Vuelve a salir disparada hacia la habitación del señor Romo... ay Dios... ¿y si se ha puesto peor?. En su loca carrera casi cae por las escaleras de servicio y finalmente llega a la 334, sin resuello, sin aliento. Entra con toda la calma posible, el cuarto en penumbra y en silencio, con el pitido del monitor y la respiración del paciente cómo único ruido nocturno. Anita avanza en la oscuridad, se sitúa junto a la cama y observa dormir a aquel hombre... no parece sufrir, eso es bueno... pobre señor Romo, tan dulce, tan amable, y tan enfermo... pero pronto desecha tales pensamientos, no debe permitir que su sentimentalismo le distraiga y le impida realizar un trabajo eficaz, ella es alguien muy competente.
Así que sujetando el gotero, saca de su bolsillo la jeringuilla, clava la aguja en la vía, presiona y espera. Entonces llega la paz. Entonces llega la calma. El monitor emite un incesante sonido mientras los rasgos del señor Romo parecen crisparse por un momento... para relajarse después. Anita le besa en la frente y respira aliviada.

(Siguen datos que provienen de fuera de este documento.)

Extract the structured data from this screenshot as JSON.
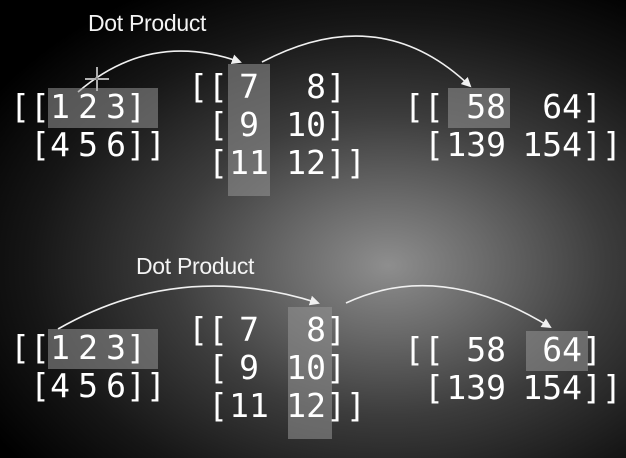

Ha cumplido con su cometido, ahora descansa tranquilo por fin. Sale del cuarto con un brillo triunfal en los ojos; mañana irá a visitar a la señora Durán, parece no encontrarse muy bien últimamente y ella odia ver sufrir a los pacientes. Es posible que necesite ayuda. Pero ahora descansa, te lo has ganado; ve a tu puesto de guardia, toma un café bien cargado y lee un capítulo de tu novela favorita. Por hoy ya has hecho más que suficiente.
Hasta mañana y buen trabajo, Anita Wilkes.